AI-based algorithms cleared by FDA for AF, valvular disease detection

Eko announced the FDA cleared its cloud-based artificial intelligence algorithms for use with the company’s digital stethoscopes for the detection of murmurs, atrial fibrillation, tachycardia, bradycardia and measurements of QRS duration.
The company reported that its AI can identify heart murmurs, a symptom of valvular heart disease, with 87% sensitivity and 87% specificity, compared with 43% sensitivity and 69% specificity for traditional stethoscopes.
“When you think about the stethoscope in the hand of the average physician, the specificity and sensitivity of being able to hear murmurs is significantly increased by having AI associated with the stethoscope,” Ami B. Bhatt, MD, FACC, director of the adult congenital heart disease program and director of outpatient cardiology at the Corrigan Minehan Heart Center at Massachusetts General Hospital and associate professor in medicine at Harvard Medical School, told Healio. “What I love is that we can still rely on the clinician’s judgment and the clinical document, but we're simply enhancing that by using these AI algorithms.”

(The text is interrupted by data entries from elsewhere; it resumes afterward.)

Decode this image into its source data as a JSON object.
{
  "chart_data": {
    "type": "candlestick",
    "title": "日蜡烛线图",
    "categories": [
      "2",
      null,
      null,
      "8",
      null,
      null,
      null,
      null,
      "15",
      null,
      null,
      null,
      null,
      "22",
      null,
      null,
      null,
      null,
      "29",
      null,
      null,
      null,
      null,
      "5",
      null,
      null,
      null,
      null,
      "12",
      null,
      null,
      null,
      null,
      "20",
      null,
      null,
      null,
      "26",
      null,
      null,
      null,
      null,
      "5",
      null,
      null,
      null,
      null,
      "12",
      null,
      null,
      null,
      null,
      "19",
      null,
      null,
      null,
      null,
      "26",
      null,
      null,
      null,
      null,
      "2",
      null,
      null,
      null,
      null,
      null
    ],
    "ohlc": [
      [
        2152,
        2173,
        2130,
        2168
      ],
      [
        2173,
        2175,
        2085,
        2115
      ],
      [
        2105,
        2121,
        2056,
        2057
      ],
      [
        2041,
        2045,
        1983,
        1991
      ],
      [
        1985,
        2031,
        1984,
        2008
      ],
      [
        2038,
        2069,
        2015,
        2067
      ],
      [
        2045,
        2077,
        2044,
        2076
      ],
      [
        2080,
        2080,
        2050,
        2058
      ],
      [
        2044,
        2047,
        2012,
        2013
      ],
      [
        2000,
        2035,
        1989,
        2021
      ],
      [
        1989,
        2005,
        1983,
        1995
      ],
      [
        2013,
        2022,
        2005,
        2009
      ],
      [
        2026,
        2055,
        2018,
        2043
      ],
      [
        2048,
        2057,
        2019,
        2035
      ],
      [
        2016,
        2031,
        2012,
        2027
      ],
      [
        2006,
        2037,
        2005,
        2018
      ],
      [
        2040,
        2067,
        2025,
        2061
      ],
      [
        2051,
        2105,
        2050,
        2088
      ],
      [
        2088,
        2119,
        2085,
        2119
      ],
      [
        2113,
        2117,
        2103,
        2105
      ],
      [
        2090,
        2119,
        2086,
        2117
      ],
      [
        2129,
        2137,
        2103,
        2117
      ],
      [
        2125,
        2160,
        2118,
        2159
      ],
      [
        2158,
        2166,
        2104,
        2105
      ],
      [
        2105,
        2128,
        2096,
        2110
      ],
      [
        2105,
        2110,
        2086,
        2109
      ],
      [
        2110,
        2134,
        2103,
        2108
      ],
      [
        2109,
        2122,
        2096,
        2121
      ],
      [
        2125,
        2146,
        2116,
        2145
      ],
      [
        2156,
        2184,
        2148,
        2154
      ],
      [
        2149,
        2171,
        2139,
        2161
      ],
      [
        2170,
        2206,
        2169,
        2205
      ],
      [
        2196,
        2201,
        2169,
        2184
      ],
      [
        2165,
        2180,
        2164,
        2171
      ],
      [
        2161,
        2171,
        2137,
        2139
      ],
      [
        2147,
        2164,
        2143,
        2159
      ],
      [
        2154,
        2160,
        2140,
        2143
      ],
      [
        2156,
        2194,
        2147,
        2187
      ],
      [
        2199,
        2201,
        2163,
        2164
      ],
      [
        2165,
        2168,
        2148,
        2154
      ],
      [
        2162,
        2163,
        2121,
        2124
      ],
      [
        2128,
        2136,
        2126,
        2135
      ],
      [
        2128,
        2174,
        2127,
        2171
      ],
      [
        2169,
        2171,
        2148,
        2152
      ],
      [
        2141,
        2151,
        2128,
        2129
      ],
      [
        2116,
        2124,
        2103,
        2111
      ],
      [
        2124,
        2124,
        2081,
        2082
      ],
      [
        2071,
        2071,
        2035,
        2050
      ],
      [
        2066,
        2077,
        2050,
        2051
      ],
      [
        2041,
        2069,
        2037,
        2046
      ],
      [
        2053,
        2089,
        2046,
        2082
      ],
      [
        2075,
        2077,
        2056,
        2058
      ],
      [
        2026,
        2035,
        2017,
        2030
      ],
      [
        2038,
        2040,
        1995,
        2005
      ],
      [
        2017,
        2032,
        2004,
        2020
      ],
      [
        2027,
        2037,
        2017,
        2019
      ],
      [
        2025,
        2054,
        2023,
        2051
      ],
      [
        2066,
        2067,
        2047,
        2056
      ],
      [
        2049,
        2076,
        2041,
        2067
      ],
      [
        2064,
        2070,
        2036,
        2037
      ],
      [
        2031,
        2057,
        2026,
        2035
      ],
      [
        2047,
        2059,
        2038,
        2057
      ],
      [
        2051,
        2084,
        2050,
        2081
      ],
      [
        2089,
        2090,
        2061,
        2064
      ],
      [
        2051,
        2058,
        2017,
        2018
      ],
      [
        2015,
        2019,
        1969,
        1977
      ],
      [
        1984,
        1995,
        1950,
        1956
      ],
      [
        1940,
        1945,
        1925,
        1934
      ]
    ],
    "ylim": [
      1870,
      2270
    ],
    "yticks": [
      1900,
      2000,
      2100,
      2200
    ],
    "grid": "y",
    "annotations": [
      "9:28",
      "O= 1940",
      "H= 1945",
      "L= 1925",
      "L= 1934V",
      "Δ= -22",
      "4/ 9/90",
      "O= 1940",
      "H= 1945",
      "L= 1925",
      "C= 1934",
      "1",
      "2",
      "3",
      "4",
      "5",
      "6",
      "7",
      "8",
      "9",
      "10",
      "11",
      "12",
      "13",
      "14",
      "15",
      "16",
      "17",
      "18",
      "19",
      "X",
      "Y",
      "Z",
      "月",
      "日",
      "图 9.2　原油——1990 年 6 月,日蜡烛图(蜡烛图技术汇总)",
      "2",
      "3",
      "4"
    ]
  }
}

In addition, the algorithms may detect AF with 99% sensitivity and 97% specificity when analyzing the 1-lead ECG tracing from the company’s digital stethoscope products, enabling providers to screen patients for it during a standard physical exam, according to the release.
“I use it in my practice for a few different reasons. I use it to teach my students and oftentimes I'm listening to a murmur and then asking them to listen to a murmur. Then, I'm hoping that by our words, we can determine if we're hearing the same thing,” Bhatt said in an interview. “It's also recording device that we can record murmurs with and talk about them later. For the patients, my hope is that patients that have their own murmur can then go to someone who doesn't know them as well as me, their cardiologist, and ask if they are hearing and seeing the same thing.”
Using signal processing and convolutional neural networks, the cloud-based software analyzes ECG and heart sound/phonocardiogram data to interpret the acquired signals, according to the release.
The company also stated that:
- The AI is intended to provide physician support for the evaluation of heart sounds and ECGs;
- It does not differentiate different types of murmurs or identify other arrhythmias;
- It is not intended as a sole means of diagnosis; and
- The assessments provided by the AI are significant only when used with physician over-read and when used on adults.
“The future of outpatient cardiology is in following the patient journey and providing cardiac care to the patients in the communities where they live,” Bhatt told Healio. “One problem for cardiologists is to not be able to have a physical exam with the patient when they're not coming into a major academic medical center. Devices like this allow us to have, not only a potential cardiac exam, but that correlating with a single-lead ECG, makes it much more likely that we're going to be able to deliver advanced cardiac care in the communities where people live and help the local physicians provide high-level care.”
Disclosures: Bhatt reports she is a scientific advisor for Eko.